Então perceberás que não há mais volta; e que a sua morada é um deserto ao avesso, habitado por monstros não catalogados pelo homem das academias universitárias. Sentirás a majestosa solidão da noite no oceano e ouvirás vozes incompreensíveis até pelos cegos poliglotas da Biblioteca de Babel. Ali nas trevas que nem a baleia, nem o tubarão ousam explorar.

Olharás para baixo – e não verás o chão do mar. A alcateia do vento uiva em sol menor, mas tu não escutarás esse concerto. Tua atenção se voltará completamente para as cordilheiras internas, os Everests e Aconcáguas submersos na escuridão, entre as criaturas disformes que o Criador guardou no fundo do mar para que sua feiura não incomodasse o sonho das crianças e das mulheres grávidas.

E nada disso terá nome, nem idioma, nem consciência da morte. Tudo desaparece sem deixar um só rastro na memória cambriana. Bactérias e demais microrganismos formam colônias indecisas entre o reino vegetal e mineral; são terras sem fé, nem lei, nem rei.

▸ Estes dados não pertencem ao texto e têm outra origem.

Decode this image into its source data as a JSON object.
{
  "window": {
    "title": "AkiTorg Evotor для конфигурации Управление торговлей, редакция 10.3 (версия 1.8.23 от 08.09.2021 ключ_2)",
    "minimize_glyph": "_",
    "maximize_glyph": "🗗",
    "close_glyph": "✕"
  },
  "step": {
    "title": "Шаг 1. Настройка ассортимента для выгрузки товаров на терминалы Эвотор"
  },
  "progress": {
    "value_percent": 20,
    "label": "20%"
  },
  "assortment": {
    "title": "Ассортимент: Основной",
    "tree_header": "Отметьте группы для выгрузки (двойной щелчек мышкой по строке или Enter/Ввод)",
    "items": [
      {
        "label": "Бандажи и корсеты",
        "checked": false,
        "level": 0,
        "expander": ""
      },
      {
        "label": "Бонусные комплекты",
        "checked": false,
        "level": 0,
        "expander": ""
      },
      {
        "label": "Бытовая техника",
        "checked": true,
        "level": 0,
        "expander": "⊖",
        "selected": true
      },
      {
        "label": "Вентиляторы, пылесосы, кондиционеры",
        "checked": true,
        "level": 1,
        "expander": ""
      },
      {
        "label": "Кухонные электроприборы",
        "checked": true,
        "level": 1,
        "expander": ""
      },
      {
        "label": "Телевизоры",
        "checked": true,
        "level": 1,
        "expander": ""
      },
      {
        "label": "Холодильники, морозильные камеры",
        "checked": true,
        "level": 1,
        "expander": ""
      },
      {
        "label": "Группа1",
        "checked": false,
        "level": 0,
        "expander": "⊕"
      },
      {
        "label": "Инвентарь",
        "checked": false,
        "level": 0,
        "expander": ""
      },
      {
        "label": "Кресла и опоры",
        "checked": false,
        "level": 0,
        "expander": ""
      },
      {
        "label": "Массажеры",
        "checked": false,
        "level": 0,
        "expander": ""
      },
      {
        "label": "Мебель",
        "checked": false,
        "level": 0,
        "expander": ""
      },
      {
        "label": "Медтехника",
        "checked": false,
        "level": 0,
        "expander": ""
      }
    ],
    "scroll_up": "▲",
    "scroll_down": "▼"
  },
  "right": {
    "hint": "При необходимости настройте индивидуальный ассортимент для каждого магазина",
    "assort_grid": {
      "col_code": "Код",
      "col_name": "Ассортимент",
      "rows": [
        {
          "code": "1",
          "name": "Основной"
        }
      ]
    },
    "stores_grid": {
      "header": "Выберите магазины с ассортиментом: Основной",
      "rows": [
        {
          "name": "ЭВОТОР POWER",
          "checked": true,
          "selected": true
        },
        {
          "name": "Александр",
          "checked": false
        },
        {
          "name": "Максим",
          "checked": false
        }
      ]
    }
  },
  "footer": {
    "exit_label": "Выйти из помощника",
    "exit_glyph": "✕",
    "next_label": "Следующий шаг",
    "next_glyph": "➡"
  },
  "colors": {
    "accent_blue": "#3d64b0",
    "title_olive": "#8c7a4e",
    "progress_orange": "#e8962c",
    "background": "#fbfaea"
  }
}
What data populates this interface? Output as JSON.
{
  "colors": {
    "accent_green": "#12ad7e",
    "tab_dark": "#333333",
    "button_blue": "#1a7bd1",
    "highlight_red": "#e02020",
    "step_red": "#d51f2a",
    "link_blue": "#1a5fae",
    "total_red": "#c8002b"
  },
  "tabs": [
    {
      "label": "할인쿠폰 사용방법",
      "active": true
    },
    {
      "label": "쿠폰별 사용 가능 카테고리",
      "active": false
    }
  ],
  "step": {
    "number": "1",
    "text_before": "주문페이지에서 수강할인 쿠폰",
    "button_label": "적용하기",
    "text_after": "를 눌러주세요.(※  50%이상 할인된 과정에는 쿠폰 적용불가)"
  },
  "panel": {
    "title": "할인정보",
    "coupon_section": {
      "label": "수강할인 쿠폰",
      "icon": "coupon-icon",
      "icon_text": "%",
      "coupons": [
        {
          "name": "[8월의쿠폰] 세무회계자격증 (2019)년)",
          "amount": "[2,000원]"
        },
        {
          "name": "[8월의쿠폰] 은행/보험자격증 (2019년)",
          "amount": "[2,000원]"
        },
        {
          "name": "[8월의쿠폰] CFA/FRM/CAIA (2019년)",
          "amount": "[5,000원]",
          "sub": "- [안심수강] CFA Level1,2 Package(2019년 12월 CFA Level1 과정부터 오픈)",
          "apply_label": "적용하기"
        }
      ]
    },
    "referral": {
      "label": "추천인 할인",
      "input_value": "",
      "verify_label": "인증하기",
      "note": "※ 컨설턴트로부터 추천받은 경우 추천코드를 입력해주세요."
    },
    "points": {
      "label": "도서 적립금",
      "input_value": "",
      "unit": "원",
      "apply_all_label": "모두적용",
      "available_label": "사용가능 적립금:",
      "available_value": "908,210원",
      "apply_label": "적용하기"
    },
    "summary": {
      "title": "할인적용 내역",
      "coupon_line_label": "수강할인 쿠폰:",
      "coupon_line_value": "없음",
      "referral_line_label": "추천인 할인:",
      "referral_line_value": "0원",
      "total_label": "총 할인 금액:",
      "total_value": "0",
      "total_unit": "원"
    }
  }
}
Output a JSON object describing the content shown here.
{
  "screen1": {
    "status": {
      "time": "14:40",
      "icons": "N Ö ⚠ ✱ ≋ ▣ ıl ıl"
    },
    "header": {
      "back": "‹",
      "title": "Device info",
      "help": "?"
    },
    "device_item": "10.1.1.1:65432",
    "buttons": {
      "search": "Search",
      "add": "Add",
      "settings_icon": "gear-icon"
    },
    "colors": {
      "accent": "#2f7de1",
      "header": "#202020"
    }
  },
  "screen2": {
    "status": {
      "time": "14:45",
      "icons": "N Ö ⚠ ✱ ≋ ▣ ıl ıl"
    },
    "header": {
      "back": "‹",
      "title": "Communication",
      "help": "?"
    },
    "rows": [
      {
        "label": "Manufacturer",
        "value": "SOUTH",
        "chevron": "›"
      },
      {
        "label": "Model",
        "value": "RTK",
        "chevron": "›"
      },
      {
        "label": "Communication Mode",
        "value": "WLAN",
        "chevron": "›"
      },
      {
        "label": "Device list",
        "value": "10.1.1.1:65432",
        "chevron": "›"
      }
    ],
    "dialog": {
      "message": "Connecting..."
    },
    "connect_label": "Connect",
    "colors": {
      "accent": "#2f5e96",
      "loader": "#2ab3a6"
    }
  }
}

Na hora sem hora em que teu desalento for tão grande quanto a morte, ou até pior do que ela, surgirá sem explicação a rua em que te encontras agora, ao ler estas palavras. E nesta rua, a tua casa. E nesta casa, teus entes amados, inclusive os que partiram, cercados por anjos e santos de todos os tempos. Sons de música e oração. Risos e vento nas folhas — e uma cruz, uma pomba, uma luz. Terás chegado ao Lugar, meu amigo. Enfim, és livre.